No fim das contas, as mais importantes lições que se podem extrair dos contrastes e similitudes entre ambos os contextos não procedem precisamente do âmbito das políticas públicas, mas da resistência às mesmas nas margens raciais, sexuais e de gênero das múltiplas pandemias que ameaçam os nossos projetos de resistência coletiva. Resultam fundamentais, nesse sentido, as lições do movimento Vidas Negras Importam, que cruzou as ruas desertas das cidades brasileiras com escassa solidariedade branca, tal como o fizeram os migrantes africanos retidos ilegalmente nos acampamentos nas Ilhas Canárias após a intensificação da vigilância das fronteiras da Europa como resultado das novas normas de segurança sanitária. Igualmente exemplar resultou a ocupação das ruas de Belo Horizonte pelas trabalhadoras do sexo, muitas delas travestis, para reclamar o seu reconhecimento como grupo prioritário para a vacinação, de maneira muito similar ao que fizeram em Sevilha para denunciar sua exclusão de todas as proteções laborais previstas para o estado de emergência. Sem se esquecer, de volta às margens migrantes e racializadas da pandemia, das marchas dos motoboys entregadores de comida em cidades como São Paulo ou Madri, em luta contra a extrema precarização laboral em que se sustenta boa parte das políticas de isolamento social. Nem, finalmente, do caminho aberto pelo acampamento indígena Luta pela Vida, que disputou na capital federal o espaço do protesto – e o simbólico da nação – frente aos ônibus e caminhões da extrema-direita. 

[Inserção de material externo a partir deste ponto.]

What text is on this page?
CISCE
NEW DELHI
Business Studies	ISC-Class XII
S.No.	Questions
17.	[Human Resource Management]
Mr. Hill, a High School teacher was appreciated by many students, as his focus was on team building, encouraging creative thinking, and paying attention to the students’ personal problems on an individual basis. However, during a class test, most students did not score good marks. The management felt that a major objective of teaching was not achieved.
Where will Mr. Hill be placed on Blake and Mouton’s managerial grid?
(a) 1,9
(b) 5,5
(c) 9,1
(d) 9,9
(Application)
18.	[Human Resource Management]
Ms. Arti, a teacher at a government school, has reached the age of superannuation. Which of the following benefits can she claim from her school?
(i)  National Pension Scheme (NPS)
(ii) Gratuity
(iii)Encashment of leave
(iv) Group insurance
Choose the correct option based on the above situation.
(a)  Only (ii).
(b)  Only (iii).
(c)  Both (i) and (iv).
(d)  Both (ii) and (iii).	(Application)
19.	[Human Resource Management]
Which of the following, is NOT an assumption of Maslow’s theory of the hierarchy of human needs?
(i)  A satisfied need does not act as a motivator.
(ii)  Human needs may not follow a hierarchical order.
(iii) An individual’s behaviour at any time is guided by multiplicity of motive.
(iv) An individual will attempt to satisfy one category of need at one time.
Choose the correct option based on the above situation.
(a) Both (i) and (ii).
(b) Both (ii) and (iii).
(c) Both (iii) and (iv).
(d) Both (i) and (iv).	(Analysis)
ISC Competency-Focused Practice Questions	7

O que essas e outras lutas nos ensinam é que, no final, a resistência tem razões que a submissão não entende. A despeito, da mesma forma, das entusiastas dos “e daí?” e da confusão crescente entre as políticas de saúde e as biopolíticas da ordem pública.

 

1 – Pesquisador do Centro de Estudios Sociales (CES) da Universidade de Coimbra e Professor visitante da Universidade Federal de Minas Gerais.

 

Notas:

(1) Segundo os dados da Organização Mundial da Saúde a mortalidade por milhão de habitantes reportada na Espanha teria estado na frente em relação ao Brasil durante a primeira onda de ambos os países, e manteve essa posição ao longo de sua segunda, terceira e quarta ondas, durante as quais a diferença foi diminuindo até que a do Brasil ultrapassou a de Espanha entre os dias 5 e 12 de abril de 2021.

(2) Institute for Health Metrics and Evaluation.